Hon Hai to invest $5b in India after Indian government imposed a 10% import tariff
The Indian government decided to impose a 10% tariff (BSD – Basic Customs Duty) starting on July 1, after the country shifted to a GST (Goods and Services Tax) system that eliminated the differential between locally made and imported phone pricing. The tax is specific to “Cellular mobile phones and specified parts of cellular phones like chargers, battery, wire headsets, Microphones and Receiver, Key Pad, USB Cable, etc”. The country also increased the local VAT tax on similar imported goods from 6% to between 35% and 40%, pushing hard on those who wish to do business in India to produce locally. There are some exceptions, such as PCBs, connectors, and display modules that are not produced by local Indian manufacturers, but the bulk of items needed for smartphone production will be tariffed.
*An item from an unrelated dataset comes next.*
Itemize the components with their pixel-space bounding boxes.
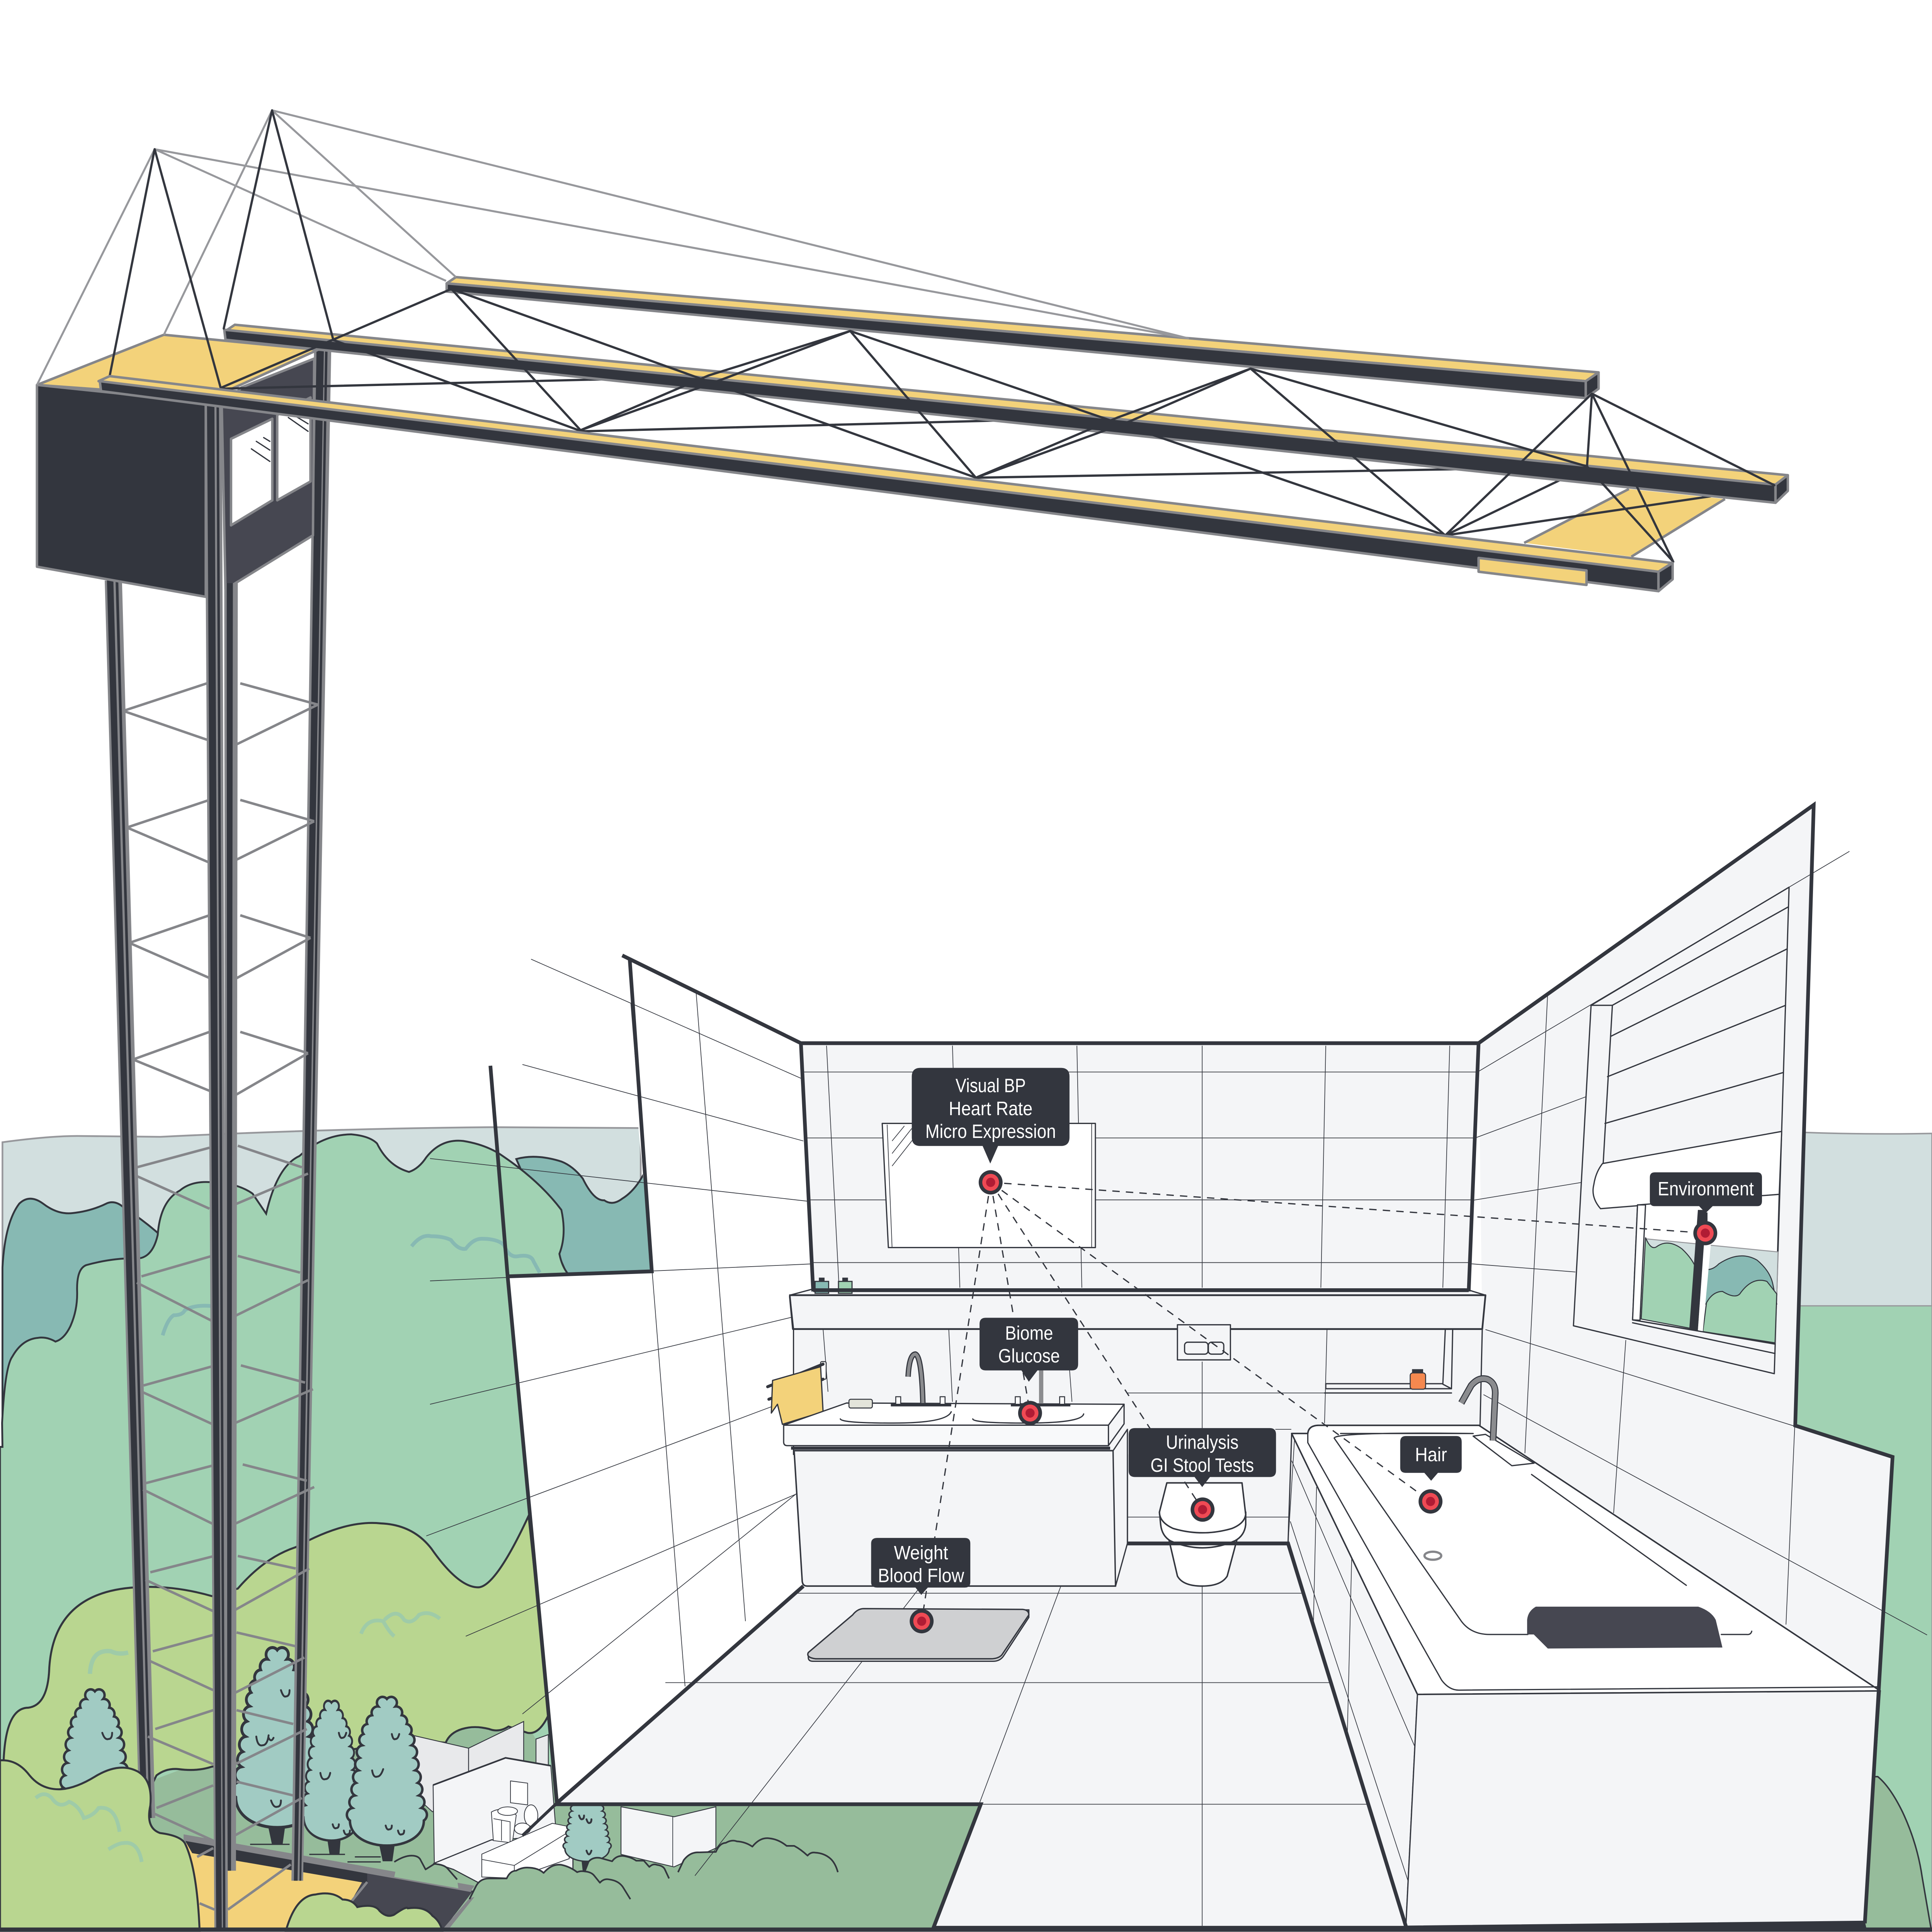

Recent investments by Wistron (3231.TT), who produces the Apple (AAPL) iPhone SE in Bengaluru and Hon Hai’s Foxconn (2354.TT), with five assembly plants in Andhra Pradesh, have stimulated (and the tariff) Samsung to announce that it will double its investment in its mobile phone manufacturing by 2020. An estimated 175m handsets are expected to be produced locally in India, up from 110m in the previous year. In 1996, India signed the Information Technology Agreement in 1996, which gave zero duty status to a number of CE category products, but as smartphones did not exist when the agreement was signed, the government looked to legal opinions that gave them the right to impose the tariffs. Imported phones cost 11.5% more than local equivalents under the old tax system, but the GST conversion’s 12% local tax seems to wipe this out, to the detriment of local producers, however the IT ministry ensures local manufacturers that they will continue to have a distinct cost advantage over those made elsewhere.